Но Тоня уже рыла ямку в стороне от шахты, на кромке леса.

Березку водрузили на новое место. Беспокойная птица кедровка громко заверещала, предупреждая лесных жителей, что пришли люди.

- Заложили, значит, питомник кривых берез? - усмехнулся Костя Суханов.

А Зина шепнула Тоне:

- Бригадир, а такими глупостями занимаешься! Посолидней надо быть.

Принялись за работу. Прежде всего надо было разобрать старый копер.

Ребята стучали топорами, ссаживая доски с ржавых гвоздей. Трухлявая обшивка легко уступала, но основа оказалась крепкой, сделанной из толстых бревен. С ними приходилось долго возиться. Девушки оттаскивали свободный лес в сторону.

- Дальше носите! - командовала Тоня. - Не загромождать площадку, чтобы лишней работы потом не было.

Идя сюда, она представляла себе, как живо они разберут копер и начнут откапывать шахту, но скоро поняла, что в один день и с копром не кончат. Это несколько омрачило ее настроение.

Андрей и Кенка работали ловко и быстро. Парни Сухановы забыли про озорство, как только взялись за дело. Старший, Костя, по временам серьезно взглядывал на Димку, как бы проверяя его. Зина спокойно и доброжелательно замечала все, что делается кругом. То и дело слышалось:

- Андрюша, у тебя топор плохо насажен.

- Стеша, аккуратней! Ватник разорвешь.

Большая, широкая в кости Стеша с такой легкостью таскала тяжелые доски, словно это были щепки. Видно, эту здоровую девушку радовало, что она дорвалась до физической работы. Рябоватые щеки ее раскраснелись, глаза заблестели.

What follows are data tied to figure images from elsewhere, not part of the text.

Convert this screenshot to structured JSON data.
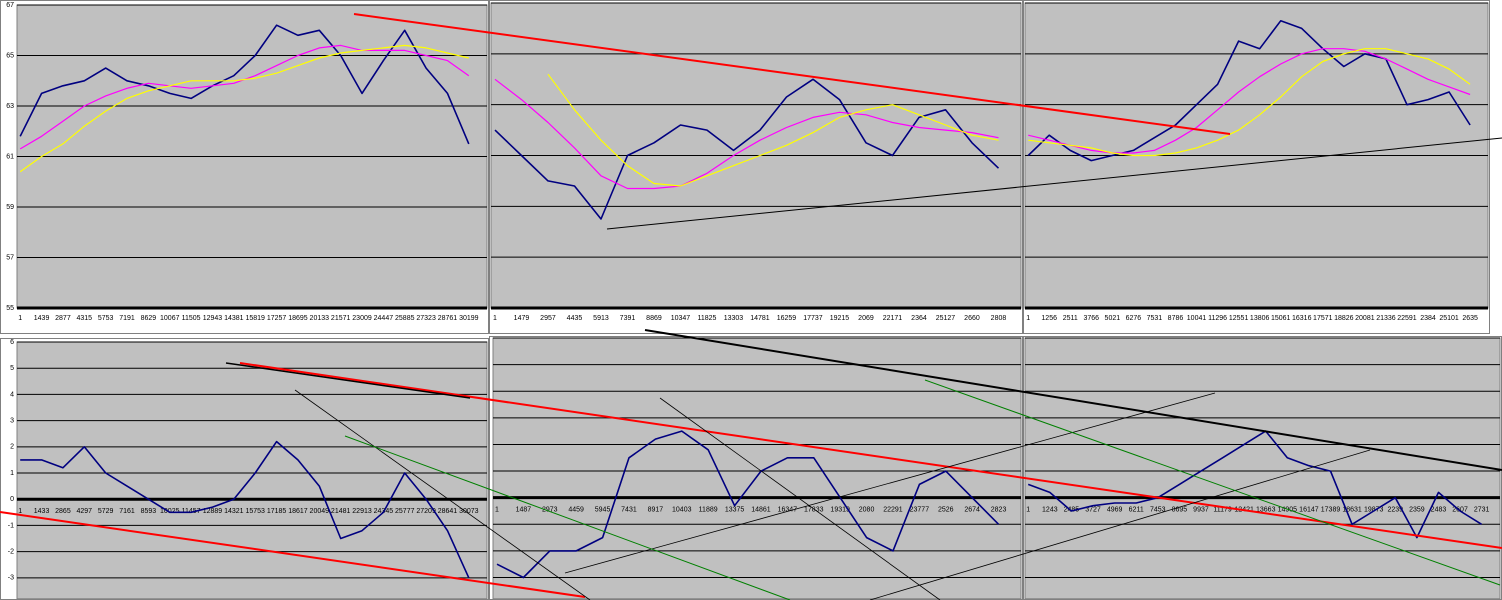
{
  "chart_data": [
    {
      "type": "line",
      "categories": [
        "1",
        "1439",
        "2877",
        "4315",
        "5753",
        "7191",
        "8629",
        "10067",
        "11505",
        "12943",
        "14381",
        "15819",
        "17257",
        "18695",
        "20133",
        "21571",
        "23009",
        "24447",
        "25885",
        "27323",
        "28761",
        "30199"
      ],
      "series": [
        {
          "color": "#000080",
          "values": [
            61.8,
            63.5,
            63.8,
            64.0,
            64.5,
            64.0,
            63.8,
            63.5,
            63.3,
            63.8,
            64.2,
            65.0,
            66.2,
            65.8,
            66.0,
            65.0,
            63.5,
            64.8,
            66.0,
            64.5,
            63.5,
            61.5
          ]
        },
        {
          "color": "#ff00ff",
          "values": [
            61.3,
            61.8,
            62.4,
            63.0,
            63.4,
            63.7,
            63.9,
            63.8,
            63.7,
            63.8,
            63.9,
            64.2,
            64.6,
            65.0,
            65.3,
            65.4,
            65.2,
            65.2,
            65.2,
            65.0,
            64.8,
            64.2
          ]
        },
        {
          "color": "#ffff00",
          "values": [
            60.4,
            61.0,
            61.5,
            62.2,
            62.8,
            63.3,
            63.6,
            63.8,
            64.0,
            64.0,
            64.0,
            64.1,
            64.3,
            64.6,
            64.9,
            65.1,
            65.2,
            65.3,
            65.4,
            65.3,
            65.1,
            64.9
          ]
        }
      ],
      "ylim": [
        55,
        67
      ],
      "yticks": [
        55,
        57,
        59,
        61,
        63,
        65,
        67
      ],
      "grid": true
    },
    {
      "type": "line",
      "categories": [
        "1",
        "1479",
        "2957",
        "4435",
        "5913",
        "7391",
        "8869",
        "10347",
        "11825",
        "13303",
        "14781",
        "16259",
        "17737",
        "19215",
        "2069",
        "22171",
        "2364",
        "25127",
        "2660",
        "2808"
      ],
      "series": [
        {
          "color": "#000080",
          "values": [
            62.0,
            61.0,
            60.0,
            59.8,
            58.5,
            61.0,
            61.5,
            62.2,
            62.0,
            61.2,
            62.0,
            63.3,
            64.0,
            63.2,
            61.5,
            61.0,
            62.5,
            62.8,
            61.5,
            60.5
          ]
        },
        {
          "color": "#ff00ff",
          "values": [
            64.0,
            63.2,
            62.3,
            61.3,
            60.2,
            59.7,
            59.7,
            59.8,
            60.3,
            61.0,
            61.6,
            62.1,
            62.5,
            62.7,
            62.6,
            62.3,
            62.1,
            62.0,
            61.9,
            61.7
          ]
        },
        {
          "color": "#ffff00",
          "values": [
            null,
            null,
            64.2,
            62.8,
            61.6,
            60.6,
            59.9,
            59.8,
            60.2,
            60.6,
            61.0,
            61.4,
            61.9,
            62.5,
            62.8,
            63.0,
            62.6,
            62.2,
            61.8,
            61.6
          ]
        }
      ],
      "ylim": [
        55,
        67
      ],
      "yticks": [
        55,
        57,
        59,
        61,
        63,
        65,
        67
      ],
      "grid": true
    },
    {
      "type": "line",
      "categories": [
        "1",
        "1256",
        "2511",
        "3766",
        "5021",
        "6276",
        "7531",
        "8786",
        "10041",
        "11296",
        "12551",
        "13806",
        "15061",
        "16316",
        "17571",
        "18826",
        "20081",
        "21336",
        "22591",
        "2384",
        "25101",
        "2635"
      ],
      "series": [
        {
          "color": "#000080",
          "values": [
            61.0,
            61.8,
            61.2,
            60.8,
            61.0,
            61.2,
            61.7,
            62.2,
            63.0,
            63.8,
            65.5,
            65.2,
            66.3,
            66.0,
            65.2,
            64.5,
            65.0,
            64.8,
            63.0,
            63.2,
            63.5,
            62.2
          ]
        },
        {
          "color": "#ff00ff",
          "values": [
            61.8,
            61.6,
            61.4,
            61.2,
            61.1,
            61.1,
            61.2,
            61.6,
            62.1,
            62.8,
            63.5,
            64.1,
            64.6,
            65.0,
            65.2,
            65.2,
            65.1,
            64.8,
            64.4,
            64.0,
            63.7,
            63.4
          ]
        },
        {
          "color": "#ffff00",
          "values": [
            61.6,
            61.5,
            61.4,
            61.3,
            61.1,
            61.0,
            61.0,
            61.1,
            61.3,
            61.6,
            62.0,
            62.6,
            63.3,
            64.1,
            64.7,
            65.0,
            65.2,
            65.2,
            65.0,
            64.8,
            64.4,
            63.8
          ]
        }
      ],
      "ylim": [
        55,
        67
      ],
      "yticks": [
        55,
        57,
        59,
        61,
        63,
        65,
        67
      ],
      "grid": true
    },
    {
      "type": "line",
      "categories": [
        "1",
        "1433",
        "2865",
        "4297",
        "5729",
        "7161",
        "8593",
        "10025",
        "11457",
        "12889",
        "14321",
        "15753",
        "17185",
        "18617",
        "20049",
        "21481",
        "22913",
        "24345",
        "25777",
        "27209",
        "28641",
        "30073"
      ],
      "series": [
        {
          "color": "#000080",
          "values": [
            1.5,
            1.5,
            1.2,
            2.0,
            1.0,
            0.5,
            0.0,
            -0.5,
            -0.5,
            -0.3,
            0.0,
            1.0,
            2.2,
            1.5,
            0.5,
            -1.5,
            -1.2,
            -0.5,
            1.0,
            0.0,
            -1.2,
            -3.0
          ]
        }
      ],
      "ylim": [
        -3.8,
        6
      ],
      "yticks": [
        -3,
        -2,
        -1,
        0,
        1,
        2,
        3,
        4,
        5,
        6
      ],
      "grid": true
    },
    {
      "type": "line",
      "categories": [
        "1",
        "1487",
        "2973",
        "4459",
        "5945",
        "7431",
        "8917",
        "10403",
        "11889",
        "13375",
        "14861",
        "16347",
        "17833",
        "19319",
        "2080",
        "22291",
        "23777",
        "2526",
        "2674",
        "2823"
      ],
      "series": [
        {
          "color": "#000080",
          "values": [
            -2.5,
            -3.0,
            -2.0,
            -2.0,
            -1.5,
            1.5,
            2.2,
            2.5,
            1.8,
            -0.3,
            1.0,
            1.5,
            1.5,
            0.0,
            -1.5,
            -2.0,
            0.5,
            1.0,
            0.0,
            -1.0
          ]
        }
      ],
      "ylim": [
        -3.8,
        6
      ],
      "yticks": [
        -3,
        -2,
        -1,
        0,
        1,
        2,
        3,
        4,
        5,
        6
      ],
      "grid": true
    },
    {
      "type": "line",
      "categories": [
        "1",
        "1243",
        "2485",
        "3727",
        "4969",
        "6211",
        "7453",
        "8695",
        "9937",
        "11179",
        "12421",
        "13663",
        "14905",
        "16147",
        "17389",
        "18631",
        "19873",
        "2239",
        "2359",
        "2483",
        "2607",
        "2731"
      ],
      "series": [
        {
          "color": "#000080",
          "values": [
            0.5,
            0.2,
            -0.5,
            -0.3,
            -0.2,
            -0.2,
            0.0,
            0.5,
            1.0,
            1.5,
            2.0,
            2.5,
            1.5,
            1.2,
            1.0,
            -1.0,
            -0.5,
            0.0,
            -1.5,
            0.2,
            -0.5,
            -1.0
          ]
        }
      ],
      "ylim": [
        -3.8,
        6
      ],
      "yticks": [
        -3,
        -2,
        -1,
        0,
        1,
        2,
        3,
        4,
        5,
        6
      ],
      "grid": true
    }
  ]
}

Только Санька беспокоил Тоню. Работал он с лихостью, яростно замахивался топором и покрикивал:

- А так не хочешь? А так? Эх, раззудись плечо, размахнись рука!

Стоило Тоне взглянуть на него, как он делал испуганное лицо и начинал так нарочито стараться, что ей все время хотелось сказать: «Не дури, Маврин, будет балаганить!»

Она сдерживалась, думая, что Саньке, опытному работнику, несколько обидно стать под начало девчонки, потому он и паясничает. Привыкнет со временем - лучше не раздражать его.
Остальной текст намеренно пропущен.